I tabià: architettura rurale di qualità

by in Italia inconsueta
BL zoldo alto (2leg)

tabià a Zoldo Alto (BL)

 

Nella zona bellunese del Cadore, i fienili tradizionali in legno, detti tabià, sono di tale bellezza da poter servire come modello di proporzioni e felice relazione col paesaggio. A Zoldo, Lozzo e vicinanze, alcuni sono rimasti interamente rustici, mentre altri sono stati restaurati e adattati ad abitazioni contemporanee. Fino a cinquant’anni fa, quando ancora l’Italia era in gran parte contadina, nei tabià di montagna si immagazzinava sul posto il miglior fieno per il bestiame, tagliato e seccato in estate, per poi essere trasportato nei paesi in inverno, man mano che ce n’era necessità. Era un lavoro che si faceva in gruppo con grandi slitte, così come a volte si metteva nello stesso riparo il fieno di diversi contadini o si costruiva sul terreno altrui, se in posizione più agevole. Nei centri abitati i fienili facevano parte della casa in pietra, con stalla annessa. Erano costruiti interamente in legno di larice, tagliato in luna calante di Agosto, per evitare che si annerisse e si tarlasse.
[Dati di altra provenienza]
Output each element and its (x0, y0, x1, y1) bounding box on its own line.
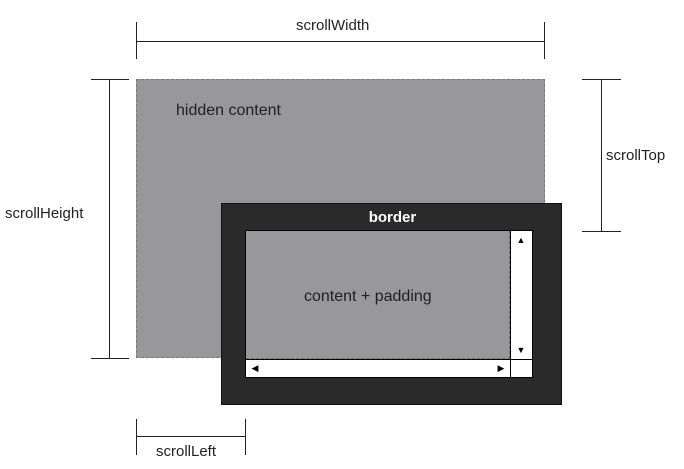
down-arrow-icon[interactable]: ▼ (516, 344, 526, 355)
scroll-left-label: scrollLeft (156, 443, 217, 460)
up-arrow-icon[interactable]: ▲ (516, 234, 526, 245)
content-padding-area: content + padding (246, 231, 510, 359)
scroll-width-label: scrollWidth (296, 17, 370, 34)
scroll-width-right-tick (544, 22, 545, 59)
scroll-left-right-tick (245, 419, 246, 455)
vertical-scrollbar[interactable]: ▲ ▼ (510, 231, 532, 359)
scroll-top-top-tick (582, 79, 621, 80)
border-label: border (368, 209, 417, 226)
scroll-left-line (136, 436, 245, 437)
scroll-width-left-tick (136, 22, 137, 59)
scroll-left-left-tick (136, 419, 137, 455)
scroll-height-label: scrollHeight (5, 205, 84, 222)
scroll-height-top-tick (91, 79, 129, 80)
right-arrow-icon[interactable]: ▶ (497, 362, 505, 373)
scroll-top-bottom-tick (582, 231, 621, 232)
hidden-content-label: hidden content (176, 102, 281, 119)
content-padding-label: content + padding (304, 288, 432, 305)
scroll-top-line (601, 79, 602, 231)
scroll-viewport: content + padding ▲ ▼ ◀ ▶ (245, 230, 533, 378)
left-arrow-icon[interactable]: ◀ (251, 362, 259, 373)
scrollbar-corner (510, 359, 532, 377)
horizontal-scrollbar[interactable]: ◀ ▶ (246, 359, 510, 377)
scroll-width-line (136, 41, 545, 42)
scroll-height-line (109, 79, 110, 358)
scroll-height-bottom-tick (91, 358, 129, 359)
scroll-top-label: scrollTop (606, 147, 666, 164)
Infatti con la luna crescente i vegetali pare che tendano a produrre più linfa, che poi condiziona il legno e lo rende meno adatto agli scopi utilitaristici umani. Il larice, bellissimo albero di alta montagna, è uno dei più resistenti in vita e quindi anche quando se ne utilizza il legno, che sa far fronte validamente all’acqua. Proprio per questo se ne facevano anche le scandole, le tegoline dei tetti che durano per decenni, sovrapposte come scaglie di pesce e coperte per due terzi le une dalle altre. I tabià avevano anche una parte dove mettere ad asciugare il fieno non completamente secco, evitando così l’auto-combustione causata dai batteri che si riproducono a tale velocità da generare un gran calore e conseguenti incendi.

 

BL zoldo alto (6leg)

adattamento contemporaneo di Tabià a Zoldo Alto (BL)

 

I raggi ultravioletti del sole scuriscono il legno come fanno con la nostra pelle e la pioggia gli dà una sfumatura argentata. E’ con questi toni che si vede impiegato con fantasia nella struttura e nella decorazione realizzata dalle famiglie artigiane, che si tramandavano il mestiere attraverso le generazioni.